I'm replacing the spindle bearings in the headstock and wonder if anyone knows what precision grade the original bearings were? My numbers found on the existing Timken bearings are: 
14125-A
14137-A
both cups:    14276

the cups are marked X-Timken, and the 14125-A is also marked X-Timken. Can anyone tell me if this is significant?
thanks,
Peter


----------



## wa5cab (Jun 9, 2020)

The ANSI-ABMA tolerance structure groups the tolerances by "Class".  From loosest to tightest tolerances, the tolerances are defined as Class 4, 2, 3, 0 and 00.  Timken itself has a Class that would be 000.  No one seems to know why the odd number progression.  As far as we know, Atlas Press Co. used Class 3.  From around 1935 until about 1952, someone but probably Timken did 100% inspection of the bearings that Atlas was buying and engraved a date on both the cup and the cone.  Sometimes they also  engraved a "3".  

Atlas Press bought Clausing in 1949/50.  Over the years, the Clausing contingent apparently got the upper hand and the combined company name was Atlas-Clausing, Clausing-Atlas and just Clausing.

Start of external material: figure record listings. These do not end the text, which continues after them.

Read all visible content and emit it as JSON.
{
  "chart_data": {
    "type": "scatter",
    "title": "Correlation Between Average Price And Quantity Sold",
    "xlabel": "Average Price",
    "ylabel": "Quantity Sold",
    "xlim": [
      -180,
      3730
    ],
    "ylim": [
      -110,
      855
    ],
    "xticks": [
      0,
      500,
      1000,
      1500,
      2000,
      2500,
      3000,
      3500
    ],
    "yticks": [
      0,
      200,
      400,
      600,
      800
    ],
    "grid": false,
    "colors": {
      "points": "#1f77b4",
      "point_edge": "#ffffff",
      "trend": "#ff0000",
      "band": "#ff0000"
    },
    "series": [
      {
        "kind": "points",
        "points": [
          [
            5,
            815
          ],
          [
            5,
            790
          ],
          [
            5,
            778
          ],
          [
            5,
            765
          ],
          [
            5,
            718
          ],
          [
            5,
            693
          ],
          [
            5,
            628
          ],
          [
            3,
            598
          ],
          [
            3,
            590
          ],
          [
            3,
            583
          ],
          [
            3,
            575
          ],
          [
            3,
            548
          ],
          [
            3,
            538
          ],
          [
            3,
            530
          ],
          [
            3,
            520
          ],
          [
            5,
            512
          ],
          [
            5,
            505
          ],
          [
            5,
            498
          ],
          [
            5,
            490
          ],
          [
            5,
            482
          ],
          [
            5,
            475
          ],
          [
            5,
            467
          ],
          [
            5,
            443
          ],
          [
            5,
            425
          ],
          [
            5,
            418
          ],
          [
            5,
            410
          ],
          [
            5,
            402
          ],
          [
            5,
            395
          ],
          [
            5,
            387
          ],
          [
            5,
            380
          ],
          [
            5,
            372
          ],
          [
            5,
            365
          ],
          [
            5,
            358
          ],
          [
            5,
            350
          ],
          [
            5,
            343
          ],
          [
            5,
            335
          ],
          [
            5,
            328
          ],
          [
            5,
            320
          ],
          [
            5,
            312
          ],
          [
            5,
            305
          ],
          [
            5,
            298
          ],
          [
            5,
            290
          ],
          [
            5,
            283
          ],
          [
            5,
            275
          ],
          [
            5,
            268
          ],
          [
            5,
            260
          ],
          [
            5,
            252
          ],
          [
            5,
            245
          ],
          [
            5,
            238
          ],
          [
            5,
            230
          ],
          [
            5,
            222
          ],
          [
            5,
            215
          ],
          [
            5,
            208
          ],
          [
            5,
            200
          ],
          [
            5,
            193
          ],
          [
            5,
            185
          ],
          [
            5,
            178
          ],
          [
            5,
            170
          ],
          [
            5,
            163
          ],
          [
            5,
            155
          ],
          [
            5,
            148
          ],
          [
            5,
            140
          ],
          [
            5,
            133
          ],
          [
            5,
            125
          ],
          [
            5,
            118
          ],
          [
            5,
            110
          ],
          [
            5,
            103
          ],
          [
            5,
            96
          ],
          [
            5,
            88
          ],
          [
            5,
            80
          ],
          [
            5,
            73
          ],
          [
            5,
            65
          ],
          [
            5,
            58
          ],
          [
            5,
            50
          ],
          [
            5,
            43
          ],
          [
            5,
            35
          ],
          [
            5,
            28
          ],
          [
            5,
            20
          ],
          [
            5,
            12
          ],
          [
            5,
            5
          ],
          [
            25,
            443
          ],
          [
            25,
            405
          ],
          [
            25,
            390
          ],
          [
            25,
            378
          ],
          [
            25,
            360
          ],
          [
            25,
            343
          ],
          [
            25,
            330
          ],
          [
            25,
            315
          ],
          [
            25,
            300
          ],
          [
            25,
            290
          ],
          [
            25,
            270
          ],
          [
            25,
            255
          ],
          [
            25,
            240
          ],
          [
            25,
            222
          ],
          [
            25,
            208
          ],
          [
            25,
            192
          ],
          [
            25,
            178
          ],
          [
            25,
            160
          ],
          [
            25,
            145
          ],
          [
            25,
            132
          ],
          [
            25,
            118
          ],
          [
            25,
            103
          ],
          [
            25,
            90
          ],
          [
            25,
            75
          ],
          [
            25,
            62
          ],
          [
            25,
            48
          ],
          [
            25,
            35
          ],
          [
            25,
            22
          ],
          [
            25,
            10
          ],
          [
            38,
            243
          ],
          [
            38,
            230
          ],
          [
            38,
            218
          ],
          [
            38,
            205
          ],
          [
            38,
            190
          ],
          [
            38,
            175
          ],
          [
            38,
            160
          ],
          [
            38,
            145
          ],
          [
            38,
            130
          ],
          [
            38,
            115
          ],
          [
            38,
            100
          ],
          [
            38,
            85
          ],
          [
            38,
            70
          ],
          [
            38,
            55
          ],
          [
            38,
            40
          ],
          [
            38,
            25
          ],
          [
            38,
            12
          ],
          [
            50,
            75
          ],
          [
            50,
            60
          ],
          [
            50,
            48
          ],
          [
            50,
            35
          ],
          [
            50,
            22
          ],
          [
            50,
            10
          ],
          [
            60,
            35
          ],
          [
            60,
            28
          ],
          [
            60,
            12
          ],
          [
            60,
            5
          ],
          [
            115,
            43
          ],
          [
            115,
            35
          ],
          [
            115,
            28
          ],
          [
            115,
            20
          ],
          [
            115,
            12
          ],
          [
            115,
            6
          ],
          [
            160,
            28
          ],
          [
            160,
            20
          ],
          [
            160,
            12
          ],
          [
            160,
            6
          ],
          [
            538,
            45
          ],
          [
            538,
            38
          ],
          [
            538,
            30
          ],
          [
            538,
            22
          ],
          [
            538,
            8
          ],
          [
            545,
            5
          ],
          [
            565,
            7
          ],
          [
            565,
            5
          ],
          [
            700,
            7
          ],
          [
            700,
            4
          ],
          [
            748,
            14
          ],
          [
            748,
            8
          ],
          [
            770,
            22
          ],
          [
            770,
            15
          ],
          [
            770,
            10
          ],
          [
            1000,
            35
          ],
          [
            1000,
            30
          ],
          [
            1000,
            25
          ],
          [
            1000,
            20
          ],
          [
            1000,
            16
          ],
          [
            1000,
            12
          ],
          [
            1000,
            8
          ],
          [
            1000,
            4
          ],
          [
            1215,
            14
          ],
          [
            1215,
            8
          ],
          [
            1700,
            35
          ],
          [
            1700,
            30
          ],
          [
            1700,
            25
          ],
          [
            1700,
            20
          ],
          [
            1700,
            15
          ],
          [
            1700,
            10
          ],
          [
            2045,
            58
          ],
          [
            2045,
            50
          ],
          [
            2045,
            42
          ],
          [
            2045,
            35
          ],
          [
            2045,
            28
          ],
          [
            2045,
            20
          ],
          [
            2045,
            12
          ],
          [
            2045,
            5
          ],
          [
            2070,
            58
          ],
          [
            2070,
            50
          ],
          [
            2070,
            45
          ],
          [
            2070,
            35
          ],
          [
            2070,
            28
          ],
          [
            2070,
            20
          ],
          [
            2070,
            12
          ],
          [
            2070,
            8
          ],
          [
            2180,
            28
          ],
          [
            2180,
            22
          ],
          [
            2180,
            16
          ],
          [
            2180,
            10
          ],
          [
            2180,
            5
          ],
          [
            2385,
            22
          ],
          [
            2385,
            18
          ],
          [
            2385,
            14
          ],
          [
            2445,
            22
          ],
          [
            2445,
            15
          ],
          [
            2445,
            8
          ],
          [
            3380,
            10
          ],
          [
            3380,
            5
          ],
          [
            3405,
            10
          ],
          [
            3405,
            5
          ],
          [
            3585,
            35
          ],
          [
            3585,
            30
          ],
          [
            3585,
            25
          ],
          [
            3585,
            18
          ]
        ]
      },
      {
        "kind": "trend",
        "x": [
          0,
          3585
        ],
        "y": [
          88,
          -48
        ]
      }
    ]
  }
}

Fairly soon after the purchase, the model numbers were changed and the Clausing 100 Series became the Atlas-Clausing 4800 Series.  AFAIK, we do not know what Class the bearings in the 4800 were but it is probably safe to assume that they were Class 3.  You probably can't afford Class 3.


----------



## ptross (Jun 9, 2020)

thanks for the thorough response. my bearings do have a date engraved, and a "3", though I couldn't tell at first if it was a 3 or an M.


----------



## ptross (Jun 9, 2020)

if I were to buy class 3 bearings from Timken now, how would they be marked differently from other class levels? Is there any way to identify a bearing class if not buying from the manufacturer?


----------



## wa5cab (Jun 10, 2020)

I don't know whether the cup and cone would be marked or not.  I know that around 1952/3, Atlas on their Atlas badged product quit having Timken engrave the inspection dates on the spindle bearings.  I haven't heard of any of the spindle bearing in the Clausing badged lathes that were so marked.  I do know that a Class number could only be assigned (or more correctly, any number assigned could only be valid ) if the cup and cone were purchased together.  I would seriously doubt that the hand engraving that was done in the 30's, 40's and early 50's would be done today.  And I would guess that you would have to buy the cup and cone as a matched set.  And unless you were buying several hundred sets, probably you would have to buy them directly from Timken.  Last that I had heard, Timken was one of the few US manufacturers still making anything in the USA.  Unfortunately, if the class was printed on the box, you couldn't really trust it unless you could somehow confirm that both the box and the contents actually came from Timken.


----------